The cover story in the Sunday New York Times Magazine this week reports on “the pharmaceutical quest to give women a better sex life.” An excerpt from Daniel Bergner’s new book What Do Women Want? Adventures in the Science of Female Desire, the article made me sad and annoyed. It tells women who have been married for 15 years and aren’t interested in having sex with their husbands “There May Be a Pill for That.” That’s the refrain of the multibillion-dollar pharmaceutical industry, which is fervently trying to find a chemical compound that they can market to women that will become the financial bonanza Viagra became in treating erectile dysfunction for men. I’m all for anything that results in people having better sex, but in my experience focusing on mechanics rather than pleasure tends to create anxiety and frustration more than satisfaction. Clearly, keeping a sexual spark alive in any long relationship challenges everybody, and what a grotesque misunderstanding of how intimacy works to think that a magic pill can create desire where no desire exists.

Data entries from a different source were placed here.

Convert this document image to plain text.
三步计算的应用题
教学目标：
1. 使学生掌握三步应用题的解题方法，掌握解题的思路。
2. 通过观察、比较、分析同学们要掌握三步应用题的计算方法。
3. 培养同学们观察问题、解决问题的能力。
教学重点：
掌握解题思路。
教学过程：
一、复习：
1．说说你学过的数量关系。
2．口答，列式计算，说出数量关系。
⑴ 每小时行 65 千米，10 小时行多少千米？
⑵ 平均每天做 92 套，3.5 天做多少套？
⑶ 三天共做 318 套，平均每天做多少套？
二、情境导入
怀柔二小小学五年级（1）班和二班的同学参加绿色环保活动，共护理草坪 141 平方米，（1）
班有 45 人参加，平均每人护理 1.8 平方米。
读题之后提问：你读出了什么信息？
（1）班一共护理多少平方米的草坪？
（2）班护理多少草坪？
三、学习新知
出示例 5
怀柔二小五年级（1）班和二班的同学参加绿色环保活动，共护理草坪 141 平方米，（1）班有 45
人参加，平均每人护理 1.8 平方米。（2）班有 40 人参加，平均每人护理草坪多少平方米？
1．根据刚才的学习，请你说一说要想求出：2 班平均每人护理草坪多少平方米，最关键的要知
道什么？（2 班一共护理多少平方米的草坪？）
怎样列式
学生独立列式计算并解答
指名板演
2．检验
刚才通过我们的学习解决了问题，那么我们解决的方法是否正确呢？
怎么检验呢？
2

Luckily, there are other smart people out there working in this field. I’ve known about Nicole Daedone and her One Taste centers for a few years. I only just now watched her 2011 TED Talk, which impressed me tremendously and moved me to tears a few times. (TED Talks do that to people, like Barbara Walters interviews and the Readers Write section of The Sun magazine.) She contests the diagnosis that is getting hyped in the new Diagnostic and Statistical Manual (DSM) of “hypoactive female sexual desire disorder” — she prefers to call it “pleasure deficit disorder.” And she’s devised a simple 15-minute sexuality practice to treat it. She makes a case for the notion that “turned-on women (and those who dare to stroke us) will change the world.”
Pamela Madsen is a prolific blogger, teacher, and pleasure activist whose writings and retreats guide women through the journey to sexual awakening that she herself describes in her book Shameless.
And this week on the website Oh Joy Sex Toy, cartoonist Erika Moen writes a paean to Babeland, the women’s sex-toy emporium, which helped correct the horrible misinformation about sex she learned from her mother and taught her to respect and enjoy her own body.
Those are just a couple of examples of how women have been thinking about, talking about, researching and practicing simple ways of expanding female sexual pleasure. Check them out, let me know what you think, and tell me about other pioneers doing exceptional work in this arena.